01.04.2025
Dmytro Kharkov
Dmytro Kharkov
Editor at Traders Union
01.04.2025

Tesla stock faces pressure after missing Q1 2025 delivery estimates

Tesla stock faces pressure after missing Q1 2025 delivery estimates Tesla is contending with fierce competition

​As of April 1, 2025, Tesla’s stock (TSLA) is trading near $263, marking a significant 36% decline year-to-date. 

The sell-off reflects mounting investor concerns over underwhelming delivery figures and increasing competitive pressure in the electric vehicle (EV) sector. Technically, the stock remains in a bearish formation, with momentum indicators and moving averages painting a cautious picture.

Tesla has established a key support level at $250. This level has been tested multiple times in recent sessions, indicating a critical threshold for buyer interest. A breakdown below this point could open the door to further downside pressure, with the next significant support level near $230. On the upside, the first major resistance comes in around $280, aligning with the 50-day simple moving average. 

TSLA stock price dynamics (January 2025 - April 2025). Source: TradingView.

Relative Strength Index (RSI) is hovering near 40, indicating that the stock is approaching oversold territory but not yet signaling a definitive reversal. Volume levels have also increased during the recent decline, further validating the downward pressure on TSLA shares.

Delivery concerns and competitive landscape

Tesla’s recent delivery data has rattled markets. The company missed Q1 2025 delivery estimates by roughly 90,000 vehicles, a shortfall that significantly diverged from Wall Street expectations. Analysts had forecast deliveries of over 480,000 units, while the company reported just under 390,000. This miss reflects broader issues, including soft demand in North America and Europe, which have been influenced in part by consumer hesitation amid CEO Elon Musk’s political activism and the delayed release of the refreshed Model Y.

In China, Tesla is contending with fierce competition. Domestic EV makers like XPeng and Li Auto continue to gain market share. XPeng, for example, reported 33,205 deliveries in March, a significant jump from just over 9,000 a year prior. This rapid expansion underscores how quickly Tesla’s lead in the Chinese EV market is being eroded by aggressive pricing and innovation from local brands.

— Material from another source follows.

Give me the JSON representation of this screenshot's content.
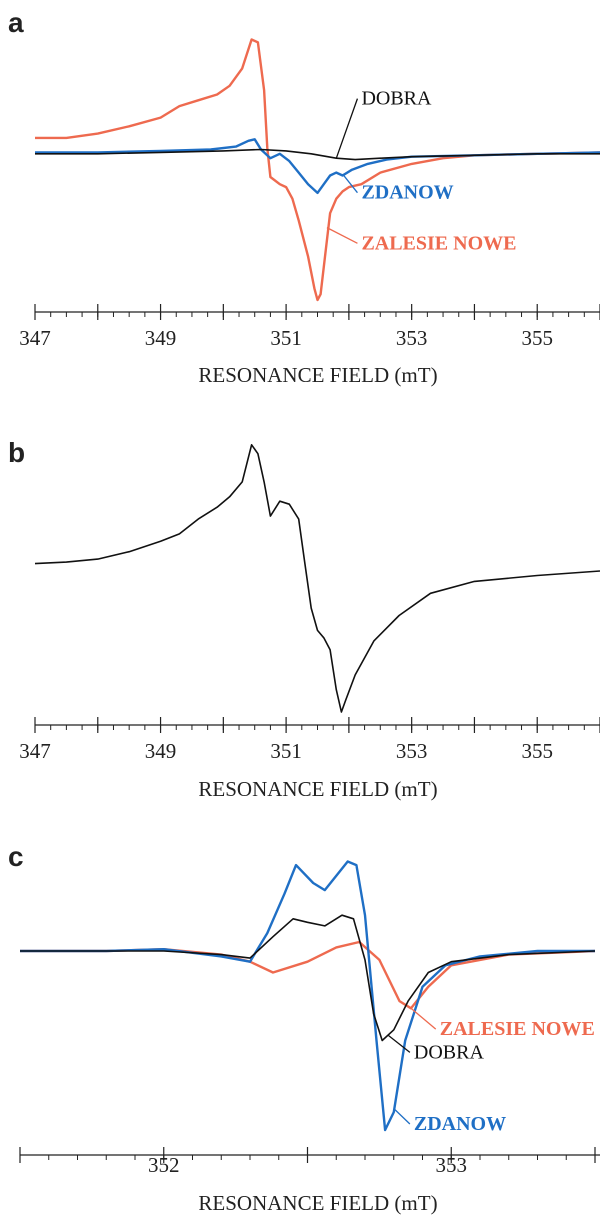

Further complicating the picture are regulatory dynamics. Tesla has traditionally benefited from the sale of carbon emission credits, and it continues to receive interest in this area from legacy automakers such as Stellantis. However, potential policy changes under the Biden administration, particularly regarding EV incentives and environmental credit programs, could introduce new risks to this revenue stream going forward.

Price scenarios

Looking ahead, Tesla’s stock appears vulnerable to further downside unless it can quickly stabilize and produce a catalyst for a rebound. In the near term, the $250 support level is critical. A breakdown below this mark could trigger a slide toward the $230 zone. This would likely correspond with increasing selling pressure from both retail and institutional investors responding to the weak delivery figures and competitive headwinds.

However, should TSLA maintain support above $250 and attract dip-buyers, a short-term bounce toward the $280 resistance is plausible. Breaking and holding above $280 would signal growing confidence, potentially leading to a retest of the $300 area, which aligns with the 200-day moving average.

Tesla's European sales dropped 44% year-over-year in February, with market share falling to a five-year low of 9.6% as BEV registrations slipped below 16,000 units. In contrast, rivals like Volkswagen, BMW, and Chinese EV brands posted strong gains, overtaking Tesla in key regional markets.